鳴った、鳴ったぞ。おあつらえ向きに。私は静かにベッドを降りる。呼吸さえ殺すようにして部屋を出て、廊下を歩いて玄関を目指す。
ピンポーン。
またチャイムが鳴る。
カッターの刃を伸ばす。キチキチと音を立てながら。
誰であろうと構わない。私に迷いはない。
暮れの世界は紅い。紅くて私にはそれ以外の色が見えない。
利き手の右手で持ったカッターナイフを背にして隠し、左手で玄関を開ける。
肉食獣が獲物を待つように。
だが、そこにいたのは――
――酷く冷たい目をした制服姿の古谷千鶴だった。
その手には暮れの空の紅よりも、血のように紅い不可思議な刃が握られていた。
その刃を古谷千鶴は振り被る。
「え……」
あまり唐突で、何もかもが幻のようで理解出来なくて、反応出来ない。
そして不可思議な紅い刃は、私の頭へと寸分狂いなく振り下ろされた。
◇
――夢を見た。
いや、見ていたのかもしれない。気が付くと私は玄関で倒れていた。
なんで玄関で倒れていたのか分からない。ただここ数日間、何も口にしていなかったかのようにお腹が空いていて、喉も乾いていた。
冷蔵庫から適当にパンと牛乳を出して部屋で頬張った。
ここ数日、何をしていたんだろう。考えてみても頭にモヤの掛かったようにぼんやりとして思い出せなかった。
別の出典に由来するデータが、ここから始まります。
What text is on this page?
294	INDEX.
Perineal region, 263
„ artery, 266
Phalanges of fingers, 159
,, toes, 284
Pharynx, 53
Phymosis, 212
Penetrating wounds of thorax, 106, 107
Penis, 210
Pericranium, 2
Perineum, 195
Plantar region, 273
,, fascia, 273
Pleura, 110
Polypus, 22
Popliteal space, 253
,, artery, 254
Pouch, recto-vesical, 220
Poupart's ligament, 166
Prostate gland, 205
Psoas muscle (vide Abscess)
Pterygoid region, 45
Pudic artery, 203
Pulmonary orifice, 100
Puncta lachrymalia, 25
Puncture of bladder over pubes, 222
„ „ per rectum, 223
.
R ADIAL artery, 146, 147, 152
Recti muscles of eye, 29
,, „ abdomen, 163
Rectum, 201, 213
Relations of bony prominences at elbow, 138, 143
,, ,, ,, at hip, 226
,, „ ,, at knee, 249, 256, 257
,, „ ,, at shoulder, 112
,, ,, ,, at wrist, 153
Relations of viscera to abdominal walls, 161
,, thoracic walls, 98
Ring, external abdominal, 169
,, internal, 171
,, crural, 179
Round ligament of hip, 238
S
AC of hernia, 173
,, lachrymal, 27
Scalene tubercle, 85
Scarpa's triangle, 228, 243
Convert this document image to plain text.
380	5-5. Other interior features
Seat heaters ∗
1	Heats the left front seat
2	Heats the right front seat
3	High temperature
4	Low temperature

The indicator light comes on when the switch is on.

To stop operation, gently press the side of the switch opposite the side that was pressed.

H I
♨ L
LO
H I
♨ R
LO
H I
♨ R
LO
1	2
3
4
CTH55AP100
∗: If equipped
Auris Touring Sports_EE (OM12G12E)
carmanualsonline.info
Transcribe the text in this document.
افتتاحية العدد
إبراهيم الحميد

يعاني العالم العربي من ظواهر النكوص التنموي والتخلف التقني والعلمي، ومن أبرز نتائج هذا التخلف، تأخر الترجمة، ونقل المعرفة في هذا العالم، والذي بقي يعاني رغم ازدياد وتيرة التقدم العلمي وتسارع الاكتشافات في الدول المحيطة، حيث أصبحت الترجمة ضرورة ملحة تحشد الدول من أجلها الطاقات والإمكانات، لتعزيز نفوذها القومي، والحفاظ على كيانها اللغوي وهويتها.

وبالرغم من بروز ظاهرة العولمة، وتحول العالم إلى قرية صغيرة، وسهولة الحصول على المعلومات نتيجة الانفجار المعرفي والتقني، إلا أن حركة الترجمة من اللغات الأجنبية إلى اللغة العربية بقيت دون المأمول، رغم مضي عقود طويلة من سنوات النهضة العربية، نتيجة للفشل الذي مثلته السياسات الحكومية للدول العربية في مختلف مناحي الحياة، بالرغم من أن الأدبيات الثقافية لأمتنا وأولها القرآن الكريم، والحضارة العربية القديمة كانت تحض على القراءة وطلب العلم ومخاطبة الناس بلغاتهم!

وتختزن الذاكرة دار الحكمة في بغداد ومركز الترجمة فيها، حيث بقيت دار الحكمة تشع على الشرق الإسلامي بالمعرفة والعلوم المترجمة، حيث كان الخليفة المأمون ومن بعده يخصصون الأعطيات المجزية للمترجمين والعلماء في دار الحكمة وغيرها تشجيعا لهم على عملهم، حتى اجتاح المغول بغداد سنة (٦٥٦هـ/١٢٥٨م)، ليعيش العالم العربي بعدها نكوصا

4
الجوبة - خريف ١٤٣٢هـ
喉とお腹を満たした後、パソコンの前に座る。執筆をしようかと思ったけれど、その気が起きなかった。
そもそもなんで私は、作品を書いてネットに上げようと思ったんだっけ。
思い出せない。
可笑しな事に今日は分からない事だけだった。
いつの間にか、紅い夕暮れは過ぎて夜の帳が下りていた。
〝私〟って何だっけ?
分からない。分かりようもない。
ただ机の上に置かれた怪獣達と、カッターナイフだけが〝私〟にとって確かなものだった。